Bhagavan is in a highly exalted state and has realised the oneness of the Self with the universe so as to dispense with the distinction between Guru and sishya. Hence he does not require these practices and always maintains that they are meant only for those who have not yet given up the belief that the body is identical with Atma, and that it is for the satisfaction of such people that these practices have been laid down by some of the ancients. It may then be asked, “If that is so, why does he remain indifferent when some of these acts are done and object to them afterwards?” When two or three people do it once in a way he may not mind it and feel sorry that they have not yet got over the belief that the body is identical with Atma, but if it becomes a regular practice, how can he refrain from objecting? He might also feel sorry that the dehatma bhavana (a feeling that the body is identical with Atma) had not yet left people. In his objections, there will be many fine shades of thought which is not possible for us to describe exactly.

It has been mentioned in books, that Bhagavan himself gave vibhuti and the like to Sivaprakasam Pillai and some other devotees. We have also heard of this from several people. But then, Bhagavan himself has told us several times that when there were not many people around, he used to move with them freely and give them whatever they asked for. Even now, if he is eating anything and we, longstanding devotees are there, he gives a portion of it to us. When he was living on the hill it happened sometimes that there was not enough food for all the people there, and so he himself used to mix all the available food, make it into small balls of equal size and give one to each of them, eating one himself.

It was natural for the devotees to feel that that was prasadam to the sishyas from the Guru’s hand. That is all. I have never heard Bhagavan saying that he was giving such things as anugraha (grace extended to the sishya by the Guru) or that he had ever done such a thing before.

Recently a devotee who had heard such reports, asked Bhagavan himself about it: “I hear that Bhagavan gave hastha mastaka samyogam to a devotee. Is that a fact?” “How is that possible? As I got up from the sofa or conversed with people or went about here and there, my hand might have unintentionally touched their heads, and they might have taken it as hastha diksha (touching with the hand by way of blessing). In the case of people with whom I am a bit familiar, I might even have patted them. That is all. I have never deliberately done this hastha mastaka samyogam. I like to move with people freely and in a natural manner. And they might take it as an act of grace from me. Just because of that, will it become hastha mastaka samyogam?” said Bhagavan.

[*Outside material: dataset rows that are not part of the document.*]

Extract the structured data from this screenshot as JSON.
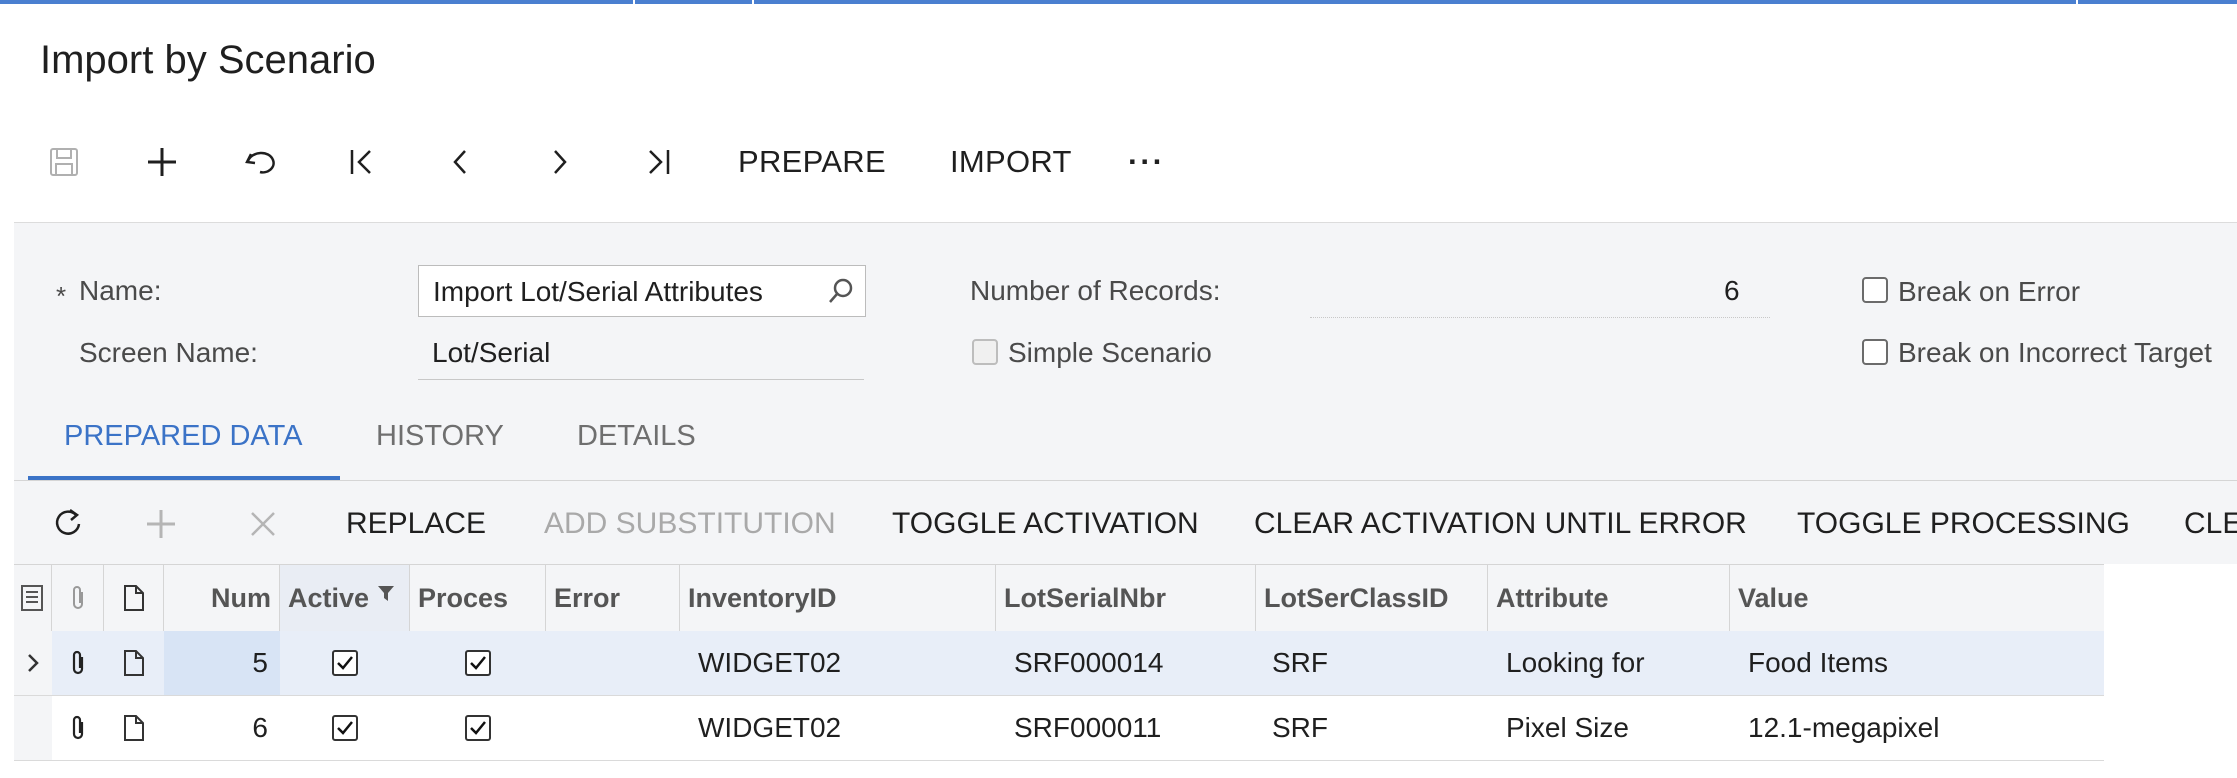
{
  "page": {
    "title": "Import by Scenario"
  },
  "toolbar": {
    "save_icon": "save-icon",
    "add_icon": "plus-icon",
    "undo_icon": "undo-icon",
    "first_icon": "first-record-icon",
    "prev_icon": "chevron-left-icon",
    "next_icon": "chevron-right-icon",
    "last_icon": "last-record-icon",
    "prepare_label": "PREPARE",
    "import_label": "IMPORT",
    "more_label": "···"
  },
  "form": {
    "name_required_mark": "*",
    "name_label": "Name:",
    "name_value": "Import Lot/Serial Attributes",
    "screen_name_label": "Screen Name:",
    "screen_name_value": "Lot/Serial",
    "records_label": "Number of Records:",
    "records_value": "6",
    "simple_scenario_label": "Simple Scenario",
    "break_on_error_label": "Break on Error",
    "break_on_incorrect_target_label": "Break on Incorrect Target"
  },
  "tabs": [
    {
      "label": "PREPARED DATA",
      "active": true
    },
    {
      "label": "HISTORY",
      "active": false
    },
    {
      "label": "DETAILS",
      "active": false
    }
  ],
  "grid_toolbar": {
    "refresh_icon": "refresh-icon",
    "add_icon": "plus-icon",
    "delete_icon": "close-icon",
    "replace_label": "REPLACE",
    "add_substitution_label": "ADD SUBSTITUTION",
    "toggle_activation_label": "TOGGLE ACTIVATION",
    "clear_activation_label": "CLEAR ACTIVATION UNTIL ERROR",
    "toggle_processing_label": "TOGGLE PROCESSING",
    "truncated_label": "CLE"
  },
  "grid": {
    "columns": [
      "Num",
      "Active",
      "Proces",
      "Error",
      "InventoryID",
      "LotSerialNbr",
      "LotSerClassID",
      "Attribute",
      "Value"
    ],
    "rows": [
      {
        "num": "5",
        "active": true,
        "processed": true,
        "error": "",
        "inventory_id": "WIDGET02",
        "lot_serial_nbr": "SRF000014",
        "lot_ser_class_id": "SRF",
        "attribute": "Looking for",
        "value": "Food Items",
        "selected": true
      },
      {
        "num": "6",
        "active": true,
        "processed": true,
        "error": "",
        "inventory_id": "WIDGET02",
        "lot_serial_nbr": "SRF000011",
        "lot_ser_class_id": "SRF",
        "attribute": "Pixel Size",
        "value": "12.1-megapixel",
        "selected": false
      }
    ]
  },
  "colors": {
    "accent": "#3b73c7",
    "top_bar": "#4a7fd0",
    "panel": "#f4f5f7",
    "selected_row": "#e8eef8"
  }
}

About ten or fifteen days back, a sadhu came here and stayed for a few days. Approaching Bhagavan humbly one day, he said, “Swami, I pray that, when you take food, you may be pleased to give me a morsel of food as prasadam.” “Take all the food you eat as prasadam of the Lord. Then it becomes God’s prasadam. Isn’t all that we eat Bhagavat- prasadam? Who is it that eats? Where does he come from? If you go to the very root of things and know the truth, you will find that everything is Bhagavat-prasadam,” said Bhagavan.